In December of 2013, I finally made the move to buy a new vehicle, as my car that I’d had since 2002 decided it was in need of a break. I purchased the vehicle, was initially excited then eventually started having trouble out of it that I shall not discuss as to not revisit those lovely emotions I experienced. While to some, the issue I had might have appeared minuscule. To me it was major enough. My first thought was, “Drats, I wish I could just go back to my old car.” But I couldn’t, so I didn’t. I then entertained the gamut of wild and rapid questions like, “How will I afford to pay for it?”, “How can I pay insurance on two cars?”, “Where will I get money for gas?”
I pressed on and drove the newer vehicle, grateful that I had the credit to buy it and growing in certainty that the Lord was going to give me the monthly cash to keep it. When the 2014 winter storms hit I was stuck in downtown Birmingham, AL more than 35 miles from my home. As with many, I glided and was guided by guardian angels who allowed me to make it to my godmothers house just 10 miles away. It took four hours just to get 10 miles. As I was taking off my boots in the warm comfort of the room I used to nap in as a child when I was sick (or pretended to be sick) I thought about how much worse my drive to Powderly could have been had I been in my old car rather than my newer, bigger, and safer truck. I realized then that a blessing is a blessing even when it doesn’t feel like it. God knew I would need that truck, and no matter how much I tried to go back to what was He wouldn’t let me.
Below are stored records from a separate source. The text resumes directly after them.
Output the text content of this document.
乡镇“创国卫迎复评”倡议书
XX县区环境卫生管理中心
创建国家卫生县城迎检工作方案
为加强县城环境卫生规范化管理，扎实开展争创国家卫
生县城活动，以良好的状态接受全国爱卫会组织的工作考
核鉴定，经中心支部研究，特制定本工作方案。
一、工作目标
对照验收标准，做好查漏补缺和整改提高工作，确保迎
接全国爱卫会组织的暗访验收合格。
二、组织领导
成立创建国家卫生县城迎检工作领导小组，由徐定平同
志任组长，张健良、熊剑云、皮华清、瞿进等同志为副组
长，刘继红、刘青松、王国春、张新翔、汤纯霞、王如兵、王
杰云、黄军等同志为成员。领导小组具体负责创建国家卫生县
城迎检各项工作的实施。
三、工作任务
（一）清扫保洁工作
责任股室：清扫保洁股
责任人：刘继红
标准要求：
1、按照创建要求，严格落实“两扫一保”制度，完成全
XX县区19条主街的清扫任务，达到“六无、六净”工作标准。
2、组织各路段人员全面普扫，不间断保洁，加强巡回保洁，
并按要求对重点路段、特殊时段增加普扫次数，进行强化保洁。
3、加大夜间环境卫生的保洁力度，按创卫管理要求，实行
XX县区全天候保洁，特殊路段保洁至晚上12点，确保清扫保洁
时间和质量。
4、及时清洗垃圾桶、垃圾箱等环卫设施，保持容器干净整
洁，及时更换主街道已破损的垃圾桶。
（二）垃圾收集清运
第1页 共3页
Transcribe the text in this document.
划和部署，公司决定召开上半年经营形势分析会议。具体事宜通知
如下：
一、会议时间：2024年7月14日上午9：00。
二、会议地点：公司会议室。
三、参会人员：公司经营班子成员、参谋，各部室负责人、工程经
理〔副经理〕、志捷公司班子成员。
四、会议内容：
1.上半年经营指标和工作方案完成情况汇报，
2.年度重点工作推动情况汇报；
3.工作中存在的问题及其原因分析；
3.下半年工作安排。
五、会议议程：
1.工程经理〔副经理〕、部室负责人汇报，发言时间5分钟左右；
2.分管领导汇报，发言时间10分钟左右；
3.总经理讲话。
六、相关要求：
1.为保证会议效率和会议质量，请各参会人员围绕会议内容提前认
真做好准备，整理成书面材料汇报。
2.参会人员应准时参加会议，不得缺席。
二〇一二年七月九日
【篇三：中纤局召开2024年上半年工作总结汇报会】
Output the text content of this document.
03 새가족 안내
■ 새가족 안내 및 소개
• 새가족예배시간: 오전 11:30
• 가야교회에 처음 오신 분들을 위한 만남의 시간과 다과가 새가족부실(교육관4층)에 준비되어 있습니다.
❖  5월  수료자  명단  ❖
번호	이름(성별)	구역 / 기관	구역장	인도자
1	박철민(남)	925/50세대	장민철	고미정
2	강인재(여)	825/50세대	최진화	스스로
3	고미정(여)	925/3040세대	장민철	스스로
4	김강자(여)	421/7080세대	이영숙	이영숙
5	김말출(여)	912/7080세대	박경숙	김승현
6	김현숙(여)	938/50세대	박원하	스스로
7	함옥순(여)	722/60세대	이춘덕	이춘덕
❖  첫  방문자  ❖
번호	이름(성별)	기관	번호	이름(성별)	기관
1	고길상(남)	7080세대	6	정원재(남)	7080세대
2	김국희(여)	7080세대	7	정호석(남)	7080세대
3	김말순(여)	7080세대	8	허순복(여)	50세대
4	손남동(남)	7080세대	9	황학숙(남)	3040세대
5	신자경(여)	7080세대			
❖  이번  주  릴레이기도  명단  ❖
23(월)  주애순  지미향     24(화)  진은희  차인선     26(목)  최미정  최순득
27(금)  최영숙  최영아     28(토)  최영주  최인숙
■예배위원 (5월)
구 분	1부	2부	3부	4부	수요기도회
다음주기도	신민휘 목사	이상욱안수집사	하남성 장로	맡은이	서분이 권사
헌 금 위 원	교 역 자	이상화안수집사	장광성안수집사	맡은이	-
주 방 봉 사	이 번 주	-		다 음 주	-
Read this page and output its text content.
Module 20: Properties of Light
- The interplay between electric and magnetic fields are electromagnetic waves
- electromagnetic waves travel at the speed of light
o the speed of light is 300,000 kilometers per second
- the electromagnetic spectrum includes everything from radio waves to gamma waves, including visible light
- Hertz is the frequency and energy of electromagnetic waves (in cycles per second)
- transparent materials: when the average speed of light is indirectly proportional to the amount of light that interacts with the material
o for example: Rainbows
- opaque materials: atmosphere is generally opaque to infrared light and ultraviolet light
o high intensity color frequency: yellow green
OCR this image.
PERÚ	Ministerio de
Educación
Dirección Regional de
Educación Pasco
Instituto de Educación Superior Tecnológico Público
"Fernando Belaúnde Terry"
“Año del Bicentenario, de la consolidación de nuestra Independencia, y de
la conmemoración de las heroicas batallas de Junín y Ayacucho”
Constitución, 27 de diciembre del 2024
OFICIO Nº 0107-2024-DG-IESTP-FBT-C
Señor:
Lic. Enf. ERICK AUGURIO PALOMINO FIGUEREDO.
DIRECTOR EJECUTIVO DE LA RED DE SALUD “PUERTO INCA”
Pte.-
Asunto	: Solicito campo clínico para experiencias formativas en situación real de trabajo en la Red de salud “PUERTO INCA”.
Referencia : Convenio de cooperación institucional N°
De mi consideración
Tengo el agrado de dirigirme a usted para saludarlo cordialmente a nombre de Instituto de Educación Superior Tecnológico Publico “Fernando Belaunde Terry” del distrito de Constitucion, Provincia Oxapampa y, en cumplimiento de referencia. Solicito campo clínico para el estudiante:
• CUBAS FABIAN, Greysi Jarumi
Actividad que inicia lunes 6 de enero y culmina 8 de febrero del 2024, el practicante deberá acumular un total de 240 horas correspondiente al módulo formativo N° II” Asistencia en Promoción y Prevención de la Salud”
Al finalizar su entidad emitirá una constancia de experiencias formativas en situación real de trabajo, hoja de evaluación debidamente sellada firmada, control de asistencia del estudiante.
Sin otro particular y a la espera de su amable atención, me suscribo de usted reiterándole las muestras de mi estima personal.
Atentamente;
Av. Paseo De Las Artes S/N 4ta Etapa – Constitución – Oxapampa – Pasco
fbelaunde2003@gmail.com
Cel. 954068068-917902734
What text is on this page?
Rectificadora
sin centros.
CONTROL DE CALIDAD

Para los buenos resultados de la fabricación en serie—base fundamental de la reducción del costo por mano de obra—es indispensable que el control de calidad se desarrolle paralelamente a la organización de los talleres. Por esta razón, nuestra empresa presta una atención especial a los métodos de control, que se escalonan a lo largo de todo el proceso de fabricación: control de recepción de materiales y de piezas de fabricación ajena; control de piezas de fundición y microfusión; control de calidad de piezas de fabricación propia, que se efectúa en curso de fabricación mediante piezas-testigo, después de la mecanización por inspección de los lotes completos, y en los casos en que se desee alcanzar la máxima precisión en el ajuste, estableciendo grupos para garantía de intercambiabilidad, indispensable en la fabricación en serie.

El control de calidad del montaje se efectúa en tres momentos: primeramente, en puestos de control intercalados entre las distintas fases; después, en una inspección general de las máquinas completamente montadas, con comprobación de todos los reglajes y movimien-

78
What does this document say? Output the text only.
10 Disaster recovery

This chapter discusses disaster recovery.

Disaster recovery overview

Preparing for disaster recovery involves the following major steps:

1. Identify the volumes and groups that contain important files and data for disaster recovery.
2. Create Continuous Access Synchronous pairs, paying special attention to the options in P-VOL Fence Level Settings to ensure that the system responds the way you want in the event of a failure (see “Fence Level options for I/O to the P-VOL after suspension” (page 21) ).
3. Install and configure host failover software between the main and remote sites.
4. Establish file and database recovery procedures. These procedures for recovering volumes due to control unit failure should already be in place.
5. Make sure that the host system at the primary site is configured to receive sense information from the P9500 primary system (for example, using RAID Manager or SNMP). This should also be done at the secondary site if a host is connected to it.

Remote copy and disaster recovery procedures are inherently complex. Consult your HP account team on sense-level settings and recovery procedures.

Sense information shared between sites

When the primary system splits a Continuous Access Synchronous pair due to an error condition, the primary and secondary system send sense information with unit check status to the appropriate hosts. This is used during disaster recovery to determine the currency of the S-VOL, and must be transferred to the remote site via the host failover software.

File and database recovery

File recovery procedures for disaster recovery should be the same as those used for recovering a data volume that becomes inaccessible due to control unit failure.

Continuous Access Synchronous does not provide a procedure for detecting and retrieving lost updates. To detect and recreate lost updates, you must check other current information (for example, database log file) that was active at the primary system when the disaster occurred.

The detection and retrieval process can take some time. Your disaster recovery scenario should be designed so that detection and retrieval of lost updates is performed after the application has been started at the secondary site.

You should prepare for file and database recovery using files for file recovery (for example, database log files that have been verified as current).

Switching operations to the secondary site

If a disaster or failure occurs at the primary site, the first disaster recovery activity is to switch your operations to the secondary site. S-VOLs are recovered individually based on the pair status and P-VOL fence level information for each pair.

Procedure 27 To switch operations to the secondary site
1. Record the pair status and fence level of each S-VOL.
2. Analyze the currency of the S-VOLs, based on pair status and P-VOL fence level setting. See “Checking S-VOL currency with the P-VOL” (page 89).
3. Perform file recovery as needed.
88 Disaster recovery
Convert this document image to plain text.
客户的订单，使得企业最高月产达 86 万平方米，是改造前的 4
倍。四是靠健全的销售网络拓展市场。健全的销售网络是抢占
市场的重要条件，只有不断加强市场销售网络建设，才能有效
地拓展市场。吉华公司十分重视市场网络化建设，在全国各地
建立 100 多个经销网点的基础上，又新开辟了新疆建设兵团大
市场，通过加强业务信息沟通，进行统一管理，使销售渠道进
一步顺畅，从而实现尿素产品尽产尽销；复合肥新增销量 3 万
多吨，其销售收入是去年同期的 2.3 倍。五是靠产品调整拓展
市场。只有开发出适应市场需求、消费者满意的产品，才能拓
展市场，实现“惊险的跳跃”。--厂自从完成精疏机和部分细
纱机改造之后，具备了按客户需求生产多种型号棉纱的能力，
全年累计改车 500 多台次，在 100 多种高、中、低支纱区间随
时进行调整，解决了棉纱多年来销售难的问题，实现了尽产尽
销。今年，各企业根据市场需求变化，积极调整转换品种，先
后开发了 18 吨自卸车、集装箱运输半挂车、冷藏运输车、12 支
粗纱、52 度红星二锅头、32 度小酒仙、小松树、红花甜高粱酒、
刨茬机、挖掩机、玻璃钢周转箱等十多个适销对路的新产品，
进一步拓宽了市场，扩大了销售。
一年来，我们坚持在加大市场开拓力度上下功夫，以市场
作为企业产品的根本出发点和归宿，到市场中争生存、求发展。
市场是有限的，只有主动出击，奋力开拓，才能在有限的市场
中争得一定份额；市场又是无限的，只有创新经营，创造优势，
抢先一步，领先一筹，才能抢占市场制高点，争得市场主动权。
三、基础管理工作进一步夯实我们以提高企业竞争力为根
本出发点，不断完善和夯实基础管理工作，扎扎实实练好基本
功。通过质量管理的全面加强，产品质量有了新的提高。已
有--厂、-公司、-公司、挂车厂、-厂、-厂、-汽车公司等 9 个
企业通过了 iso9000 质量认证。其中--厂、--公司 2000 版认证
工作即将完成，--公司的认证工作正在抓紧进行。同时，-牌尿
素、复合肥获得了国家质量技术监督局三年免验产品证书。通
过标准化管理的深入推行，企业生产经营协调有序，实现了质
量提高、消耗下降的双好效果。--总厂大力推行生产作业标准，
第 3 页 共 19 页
Fast-forward to now, and I’m in the throes of revisiting some tough choices that many might not have understood (many meaning me too) and having recently made some difficult decisions personally that I believe with my whole heart are in my best interest and will pay off for me in the end. And yes, it feels like these choices are bringing along companions that would like nothing more than to drench my dreams with doubt and a splash of “you know you should have just kept things the way they were”, but I have to believe that these decisions too, are a blessing. I have to believe, and I do, that like the newer truck that I tried to give back not one, not two but three times, these choices will one day help guide and glide me safely to where I’m supposed to be with an AWESOME, AWESOME story attached.